Personal trainers are for wimps......like me (The Extended Remix)

Have you ever noticed how many muscles have to fire just to get you out of a chair? IF you're like me, you have no clue. You just get up, taking your gut with you, and you don't even notice how much effort it took your body to gain momentum just to schlep over to the copy machine.

Ignorance is somewhat blissful, because that's all over for me. I know exactly how much it takes to get out of a chair because my sore as all hell muscles have been showing me for over 24 hours. It's my body's way of thanking me for the extraordinary personal training session we had on Sunday.

Now before I go any further, I should probably provide some context. All 2 of my loyal readers surely think that I am a svelte, uber-hottie whose body of superior work is represented publicly by a Beyonce-like figure.

Wrong.

I recently stepped on the scale and discovered that my weight had......well....risen. It had risen to a point of discomfort. How much do I weigh? I could tell you but then I'd have to gouge your eyes out with a shrimp fork. I will only refer to my high weight by its Native American tribal name:

Oh Hell No. Henceforth refered to as OHN.

OHN sent me right out to pick up the Abs Diet, The Abs Diet for Women, The Abs Diet for Bears and the Abs Diet for Walruses, just to cover all my bases. I've measured my waist with a tape measure, shocked that it was able to make the whole trip. I've calculated by BMI, which pretty much said 'DAAAAYUMM!' but considering that I'm at OHN, not a total surprise.

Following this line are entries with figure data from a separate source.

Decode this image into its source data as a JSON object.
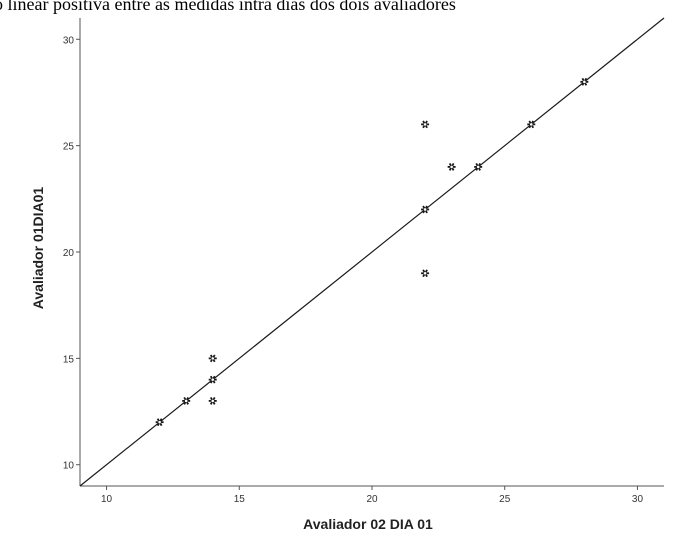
{
  "header": {
    "title": "o linear positiva entre as medidas intra dias dos dois avaliadores"
  },
  "chart_data": {
    "type": "scatter",
    "title": "",
    "xlabel": "Avaliador 02 DIA 01",
    "ylabel": "Avaliador 01DIA01",
    "xlim": [
      9,
      31
    ],
    "ylim": [
      9,
      31
    ],
    "xticks": [
      10,
      15,
      20,
      25,
      30
    ],
    "yticks": [
      10,
      15,
      20,
      25,
      30
    ],
    "grid": false,
    "legend": "none",
    "marker_color": "#1a1a1a",
    "line_color": "#1a1a1a",
    "reference_line": {
      "from": [
        9,
        9
      ],
      "to": [
        31,
        31
      ]
    },
    "points": [
      {
        "x": 12,
        "y": 12
      },
      {
        "x": 13,
        "y": 13
      },
      {
        "x": 14,
        "y": 13
      },
      {
        "x": 14,
        "y": 14
      },
      {
        "x": 14,
        "y": 15
      },
      {
        "x": 22,
        "y": 19
      },
      {
        "x": 22,
        "y": 22
      },
      {
        "x": 22,
        "y": 26
      },
      {
        "x": 23,
        "y": 24
      },
      {
        "x": 24,
        "y": 24
      },
      {
        "x": 26,
        "y": 26
      },
      {
        "x": 28,
        "y": 28
      }
    ]
  }
}
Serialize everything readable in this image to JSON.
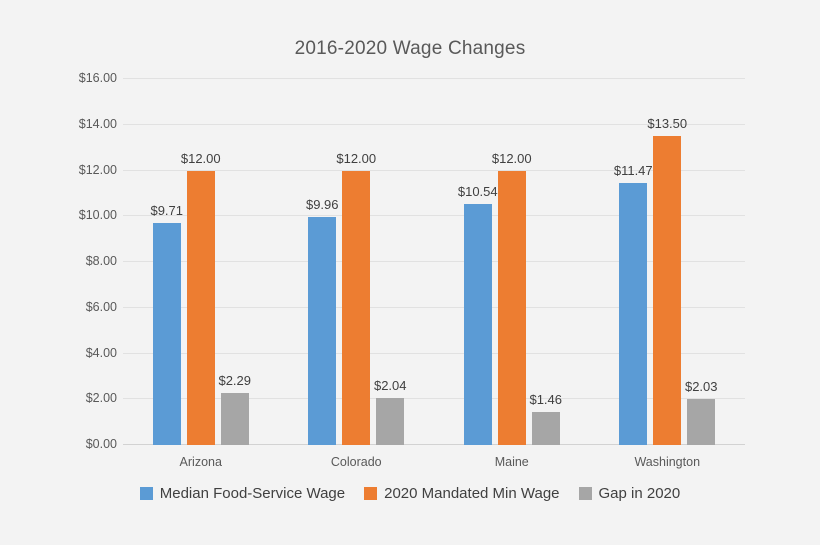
{
  "chart_data": {
    "type": "bar",
    "title": "2016-2020 Wage Changes",
    "categories": [
      "Arizona",
      "Colorado",
      "Maine",
      "Washington"
    ],
    "series": [
      {
        "name": "Median Food-Service Wage",
        "color": "#5B9BD5",
        "values": [
          9.71,
          9.96,
          10.54,
          11.47
        ],
        "data_labels": [
          "$9.71",
          "$9.96",
          "$10.54",
          "$11.47"
        ]
      },
      {
        "name": "2020 Mandated Min Wage",
        "color": "#ED7D31",
        "values": [
          12.0,
          12.0,
          12.0,
          13.5
        ],
        "data_labels": [
          "$12.00",
          "$12.00",
          "$12.00",
          "$13.50"
        ]
      },
      {
        "name": "Gap in 2020",
        "color": "#A6A6A6",
        "values": [
          2.29,
          2.04,
          1.46,
          2.03
        ],
        "data_labels": [
          "$2.29",
          "$2.04",
          "$1.46",
          "$2.03"
        ]
      }
    ],
    "y_axis": {
      "min": 0,
      "max": 16,
      "step": 2,
      "tick_labels": [
        "$0.00",
        "$2.00",
        "$4.00",
        "$6.00",
        "$8.00",
        "$10.00",
        "$12.00",
        "$14.00",
        "$16.00"
      ]
    },
    "grid": true,
    "legend_position": "bottom"
  },
  "colors": {
    "background": "#f3f3f3",
    "gridline": "#e1e1e1",
    "axis_line": "#d2d2d2",
    "title_text": "#595959",
    "axis_text": "#595959",
    "data_label_text": "#404040",
    "legend_text": "#404040"
  }
}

This brings us back to our training session. My trainer, who I will refer to as The General (TG), is a friend of my sister's. Great guy, super nice. The General's Wife (TGW) is also great and her body is simply banging. At a recent party, the BF and I talking with TG about exercising and TG revealed that he believes dumbbells and weight machines are "the devil." While dumbbells and machines isolate muscles for movement they do not assist in strengthening the tendons and other assorted bodily goodness that hold our musculature together. As someone who has fancied herself a runner in the past, prior to reaching OHN, and subject to knee pain, I was intrigued. Could the quad machine have been a foe of recovery? Has everything we've been taught about strength training been a lie?

The BF and I decided to do a dual training session with TG with assistance from TGW. My main apprehension was the ever-doable push up. Upper body strength is not my forte. The BF told me that it would be fine and that I wouldn't be compared to him, super Muay Thai practitioner. "Thanks, honey," I replied. The session started with TG giving us the rules (which can be summed up as, unless you're really in pain, no bitching) and starting us in the park with a warm up. Dips are hard enough, but at a 45 degree angle, they are simply a test of will. Although I'd take 45 degree dips 50 times over compared to the pull ups the BF was doing.

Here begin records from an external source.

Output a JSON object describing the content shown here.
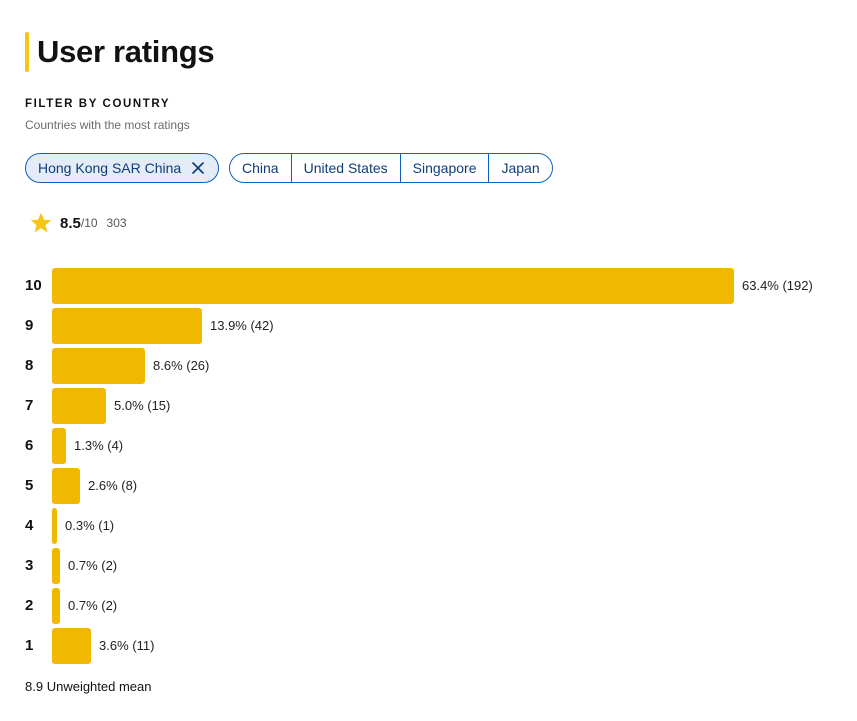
{
  "header": {
    "title": "User ratings",
    "accent_color": "#f5c518"
  },
  "filter": {
    "heading": "FILTER BY COUNTRY",
    "subheading": "Countries with the most ratings",
    "active_chip": {
      "label": "Hong Kong SAR China",
      "icon": "close-icon"
    },
    "options": [
      "China",
      "United States",
      "Singapore",
      "Japan"
    ]
  },
  "summary": {
    "icon": "star-icon",
    "score": "8.5",
    "scale": "/10",
    "count": "303"
  },
  "chart_data": {
    "type": "bar",
    "orientation": "horizontal",
    "bar_color": "#f0b900",
    "categories": [
      "10",
      "9",
      "8",
      "7",
      "6",
      "5",
      "4",
      "3",
      "2",
      "1"
    ],
    "values": [
      63.4,
      13.9,
      8.6,
      5.0,
      1.3,
      2.6,
      0.3,
      0.7,
      0.7,
      3.6
    ],
    "counts": [
      192,
      42,
      26,
      15,
      4,
      8,
      1,
      2,
      2,
      11
    ],
    "labels": [
      "63.4% (192)",
      "13.9% (42)",
      "8.6% (26)",
      "5.0% (15)",
      "1.3% (4)",
      "2.6% (8)",
      "0.3% (1)",
      "0.7% (2)",
      "0.7% (2)",
      "3.6% (11)"
    ]
  },
  "footer": {
    "mean_value": "8.9",
    "mean_label": "Unweighted mean"
  }
}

We then retreated back to our starting point for abs and strength training. Let me simply say that in all of my 30 years, I've never had a problem breathing. Breathing is simple. In and out. In and out. No biggie. By the time we were 2/3 way through strength training, I thought I was breathing but the only sound that came out was a wheeze. I was wheezing. I didn't even know what it was; I thought I needed to clear my throat. My body was seriously begging for oxygen. I felt fine, didn't want to hurl, but couldn't get the high pitched noise to stop for about a minute. The BF thought I was going to pass out, TG and TGW looked concerned, but I'm a high-level trooper and got back on the mat for the final exercise.

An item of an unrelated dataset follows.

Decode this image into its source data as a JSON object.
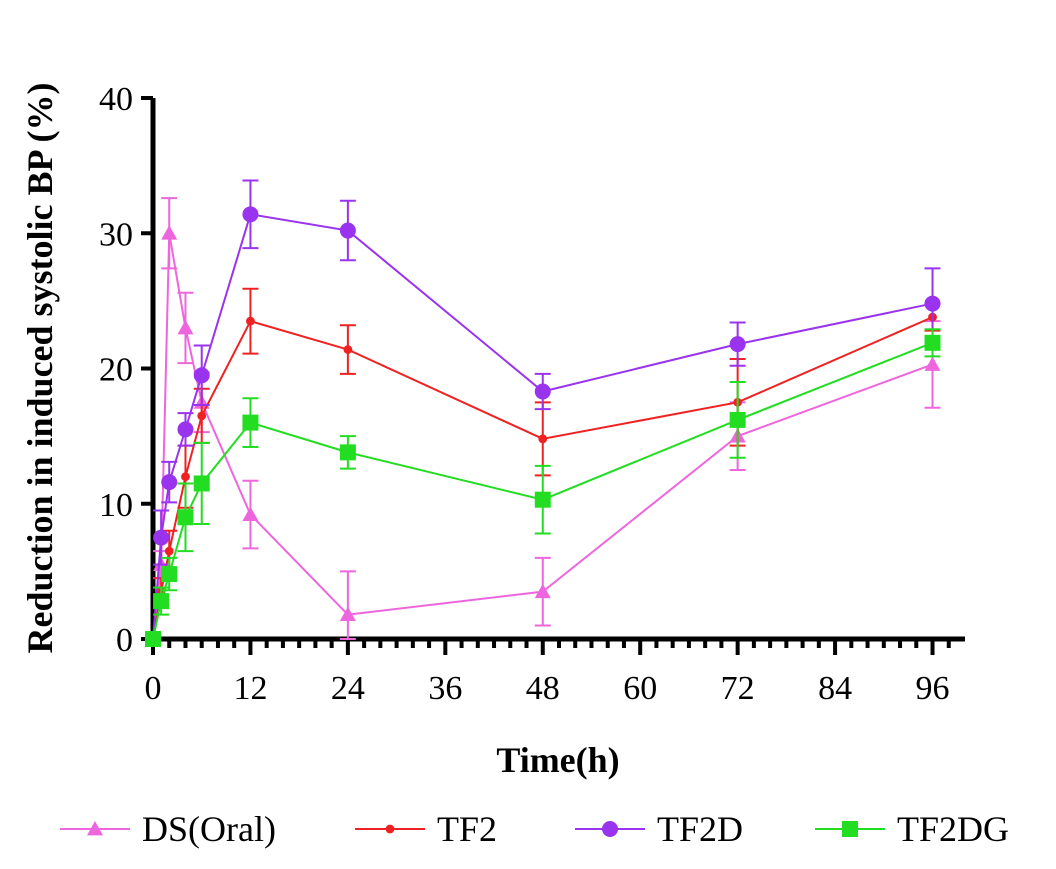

I have to admit, I gained a lot of respect for TG for making me wheeze. If he's taxing my lungs like this with no machines or treadmills, imagine what he'll do to my body. Additionally, you and me and anyone else can phone in a work out on the treadmill while watching E! but pushing yourself hard enough to feel like you're going to black out takes some doing, and sometimes another person taking you there.

TG and I are meeting this week to talk about our future training together. I think this will be good for me as I know TG well enough to feel comfortable, but not so comfortable that I won't push myself. Hard.

Goodbye OHN. Your days are numbered.